There are around 1500 active volcanoes worldwide, and more than 80 erupt each year. These eruptions occur with no warning leading to irrecoverable loss of property and life.
Forecasting an eruption requires round the clock monitoring along with a fool proof system. The cost of maintaining such systems is high. Not to forget the abrupt nature of these eruptions. This usually forces the authorities to settle for ground-based sensors.
This makes the monitoring and warning difficult in active zones.
To address this issue, a team led by Sébastien Valade from the Technical University of Berlin (TU Berlin) and the GFZ German Research Centre for Geosciences in Potsdam develop a new volcano monitoring platform that analyses satellite images using artificial intelligence (AI).
“Apart from seismicity, all of these can be monitored from space by exploiting various wavelengths across the electromagnetic spectrum,” wrote Sébastien Valade, leader of the MOUNT project, in their paper.
The team behind MOUNT(Monitoring Unrest from Space) tried to build a warning system with less false positives by integrating multiple sets of diverse data types for comprehensive monitoring of volcanoes.
MOUNTS – An Early Warning System
Land deformation and displacement are one of the few characteristics of an erupting volcano. So, if a system can be made to spot these changes, then a robust warning system can be built.
Since AI systems, especially the computer vision algorithms, have been improving at a tremendous pace, there can’t be a better option than the use of state-of-the-art models like convolutional neural networks(CNNs).
The deformation detection is performed using artificial intelligence, which recovers filtered phase gradients in wrapped geocoded interferograms. Interferograms spatially map ground surface movements.
As can be seen in the above picture, an Interferogram of the December 2018 eruption of Etna in southern Italy, based on Sentinel-1 satellite images.
The main challenges Valade and his co-authors had to deal with were handling the large amounts of data, and software engineering issues.
A pre-trained Convolutional Neural Network (CNN) can be incorporated into the processing pipeline to detect large deformation in InSAR interferograms (e.g., related to dyke intrusions), in an automated, timely, and robust fashion.
The network was designed as a fully convolutional auto encoder built out of residual learning blocks.

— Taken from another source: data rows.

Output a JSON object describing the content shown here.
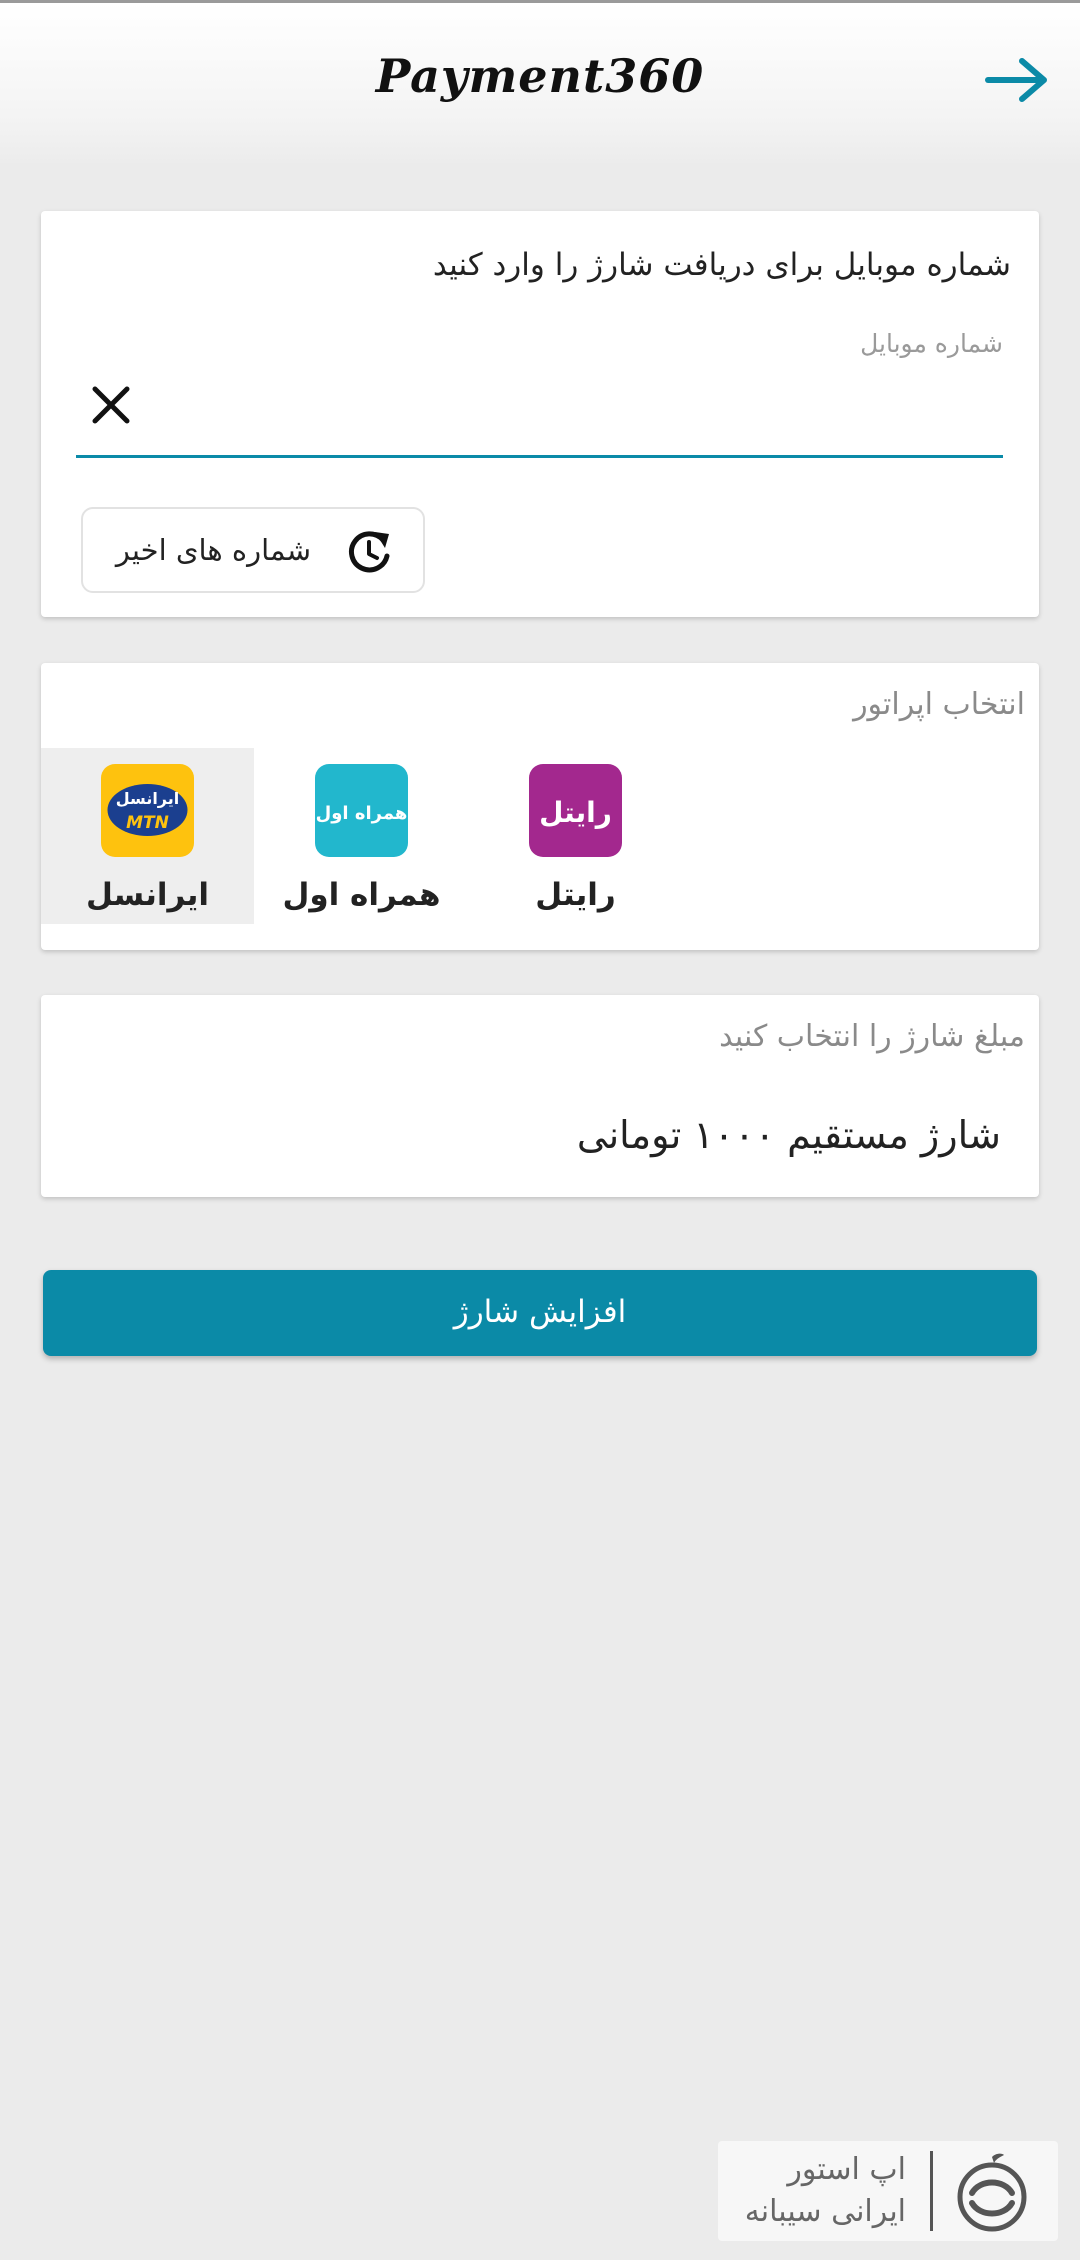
{
  "app": {
    "title": "Payment360",
    "back_icon": "arrow-right-icon",
    "accent_color": "#0b8aa7"
  },
  "phone_card": {
    "title": "شماره موبایل برای دریافت شارژ را وارد کنید",
    "field_label": "شماره موبایل",
    "field_value": "",
    "clear_icon": "close-icon",
    "recent_button_label": "شماره های اخیر",
    "recent_icon": "history-icon"
  },
  "operator_card": {
    "title": "انتخاب اپراتور",
    "operators": [
      {
        "name": "ایرانسل",
        "logo_text": "ایرانسل",
        "logo_sub": "MTN",
        "color": "#fec20e",
        "selected": true
      },
      {
        "name": "همراه اول",
        "logo_text": "همراه اول",
        "color": "#22b7cd",
        "selected": false
      },
      {
        "name": "رایتل",
        "logo_text": "رایتل",
        "color": "#a3288e",
        "selected": false
      }
    ]
  },
  "amount_card": {
    "title": "مبلغ شارژ را انتخاب کنید",
    "selected_amount": "شارژ مستقیم ۱۰۰۰ تومانی"
  },
  "submit_button": {
    "label": "افزایش شارژ"
  },
  "store_badge": {
    "line1": "اپ استور",
    "line2": "ایرانی سیبانه",
    "logo_icon": "apple-store-logo-icon"
  }
}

Once trained, the network is plugged into the processing pipeline newly generated interferograms are fed through this pre-trained network, which yields both the phase gradients and phase decorrelation (i.e., noise mask). Unwrapping of these phase gradients is then performed to recover approximate ground displacements.
CNN performs the filtering of the gradients and detection of noise, treatment of decorrellated areas. From the displacement map a deformation score is ultimately computed, as the standard deviation of the displacements.
The researchers successfully tested MOUNTS on a number of recent events like the Krakatau eruption in Indonesia in 2018 or eruptions in Hawaii and Guatemala, to name a few.
The system currently monitors 17 volcanoes worldwide including the Popocatépetl in Mexico and Etna in Italy.
Concluding Thoughts
Around the world, about 800 million people live within 100 kilometers of a volcano, posing a threat to lives and livelihoods. More than half of the world’s active volcanoes are not monitored instrumentally. Even eruptions that occur in remote areas can spread ash and disrupt public health, agriculture and economies.
Once the eruption starts on the other hand, the key to decipher the eruptive dynamics and to mitigate the related hazards, is to integrate multiparametric dataset streaming from both space- and ground-based sensors, in order to provide the most comprehensive view of the eruptive phenomena. Both require “monitoring”,over long periods of time, during both quiescent and eruptive phases.